Deux militantes deviennent le symbole d’une mobilisation citoyenne écologiste, que le gouvernement entend sanctionner. Menottes, nuit en cellule, comparution immédiate : ces bloqueuses de 72 et 60 ans ont été arrêtées alors qu'elles entravaient le chantier d'une multinationale et encourent deux ans de prison.
On les surnomme les "gardiennes de Lure". Elles incarnent une nouvelle résistance citoyenne écologiste, que le gouvernement entend criminaliser depuis les événements de Sainte-Soline, avec notamment la dissolution des Soulèvements de la terre.
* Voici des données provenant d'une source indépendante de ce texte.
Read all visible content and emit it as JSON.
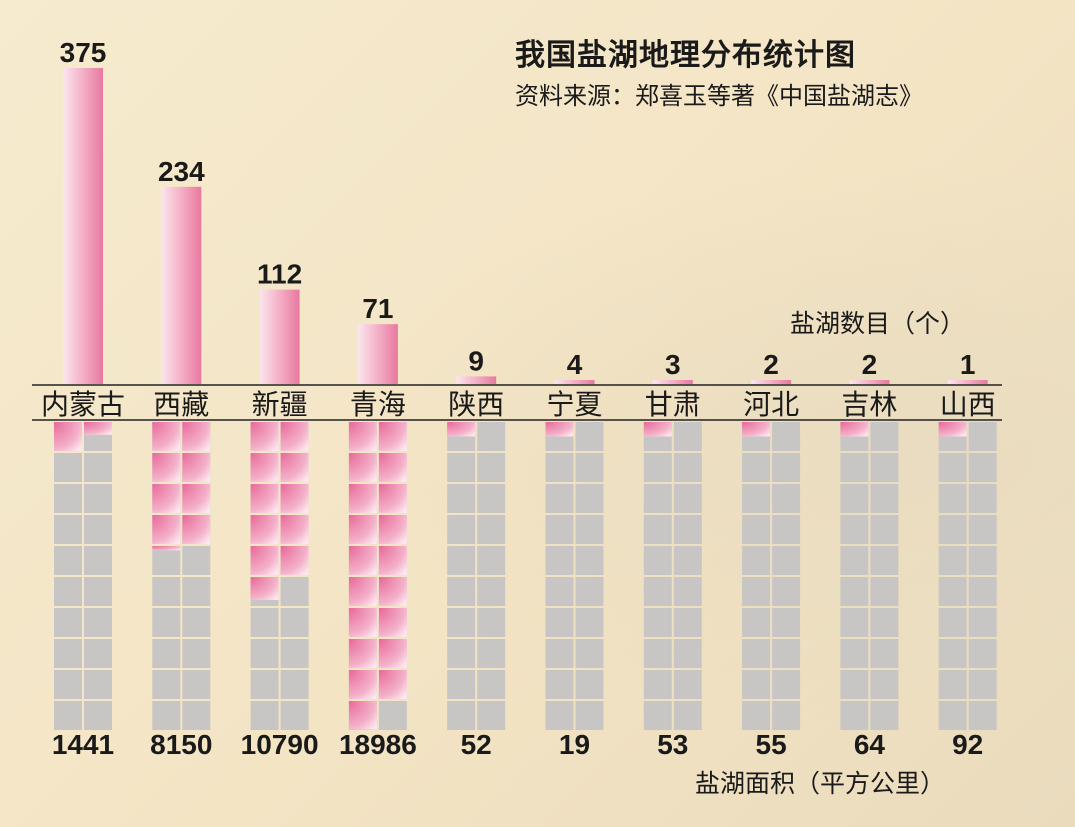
{
  "header": {
    "title": "我国盐湖地理分布统计图",
    "source": "资料来源：郑喜玉等著《中国盐湖志》"
  },
  "labels": {
    "count_unit": "盐湖数目（个）",
    "area_unit": "盐湖面积（平方公里）"
  },
  "colors": {
    "bar_pink": "#e8789f",
    "bar_light": "#fbe6ee",
    "cell_gray": "#c8c6c4",
    "text": "#1a1a1a"
  },
  "chart_data": {
    "type": "bar",
    "title": "我国盐湖地理分布统计图",
    "categories": [
      "内蒙古",
      "西藏",
      "新疆",
      "青海",
      "陕西",
      "宁夏",
      "甘肃",
      "河北",
      "吉林",
      "山西"
    ],
    "series": [
      {
        "name": "盐湖数目（个）",
        "values": [
          375,
          234,
          112,
          71,
          9,
          4,
          3,
          2,
          2,
          1
        ]
      },
      {
        "name": "盐湖面积（平方公里）",
        "values": [
          1441,
          8150,
          10790,
          18986,
          52,
          19,
          53,
          55,
          64,
          92
        ]
      }
    ],
    "area_grid": {
      "rows": 10,
      "cols": 2,
      "area_per_cell": 1000
    },
    "ylim_count": [
      0,
      375
    ],
    "ylim_area": [
      0,
      20000
    ],
    "grid": false,
    "legend": "none"
  }
}
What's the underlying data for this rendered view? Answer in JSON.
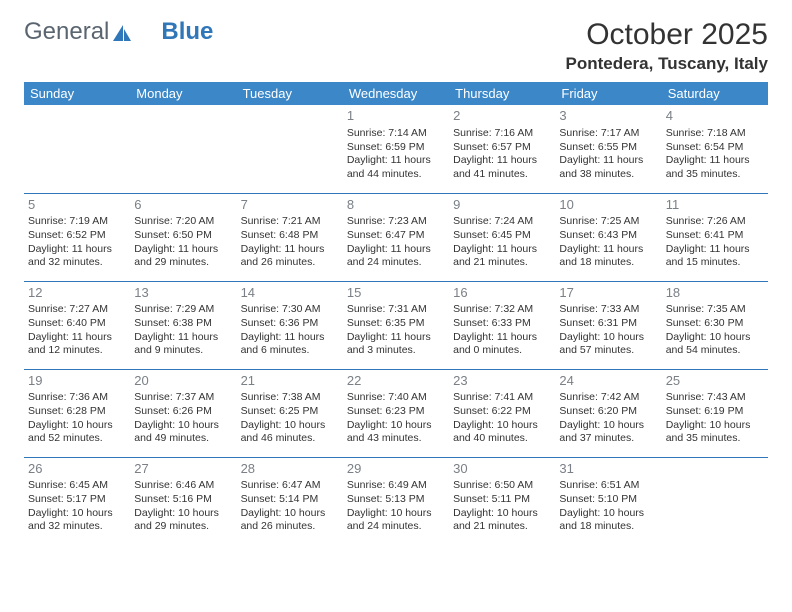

Sylvie et Claudine ont été arrêtées le 4 octobre, dernier, alors qu'elles étaient allongées en travers du chemin qui conduit les engins vers le chantier Boralex à Cruis (Alpes-de-Haute-Provence). Un projet de construction de centrale photovoltaïque sur la montagne Lure qui menace 17 hectares de forêt et qu'elles combattent avec le collectif Elzeard, Lure en résistance depuis plus d’une année. Ces néo-rurales pacifistes de 60 et 72 ans sont jugées mardi 14 novembre devant le Tribunal de Digne. Elles encourent deux ans de prison.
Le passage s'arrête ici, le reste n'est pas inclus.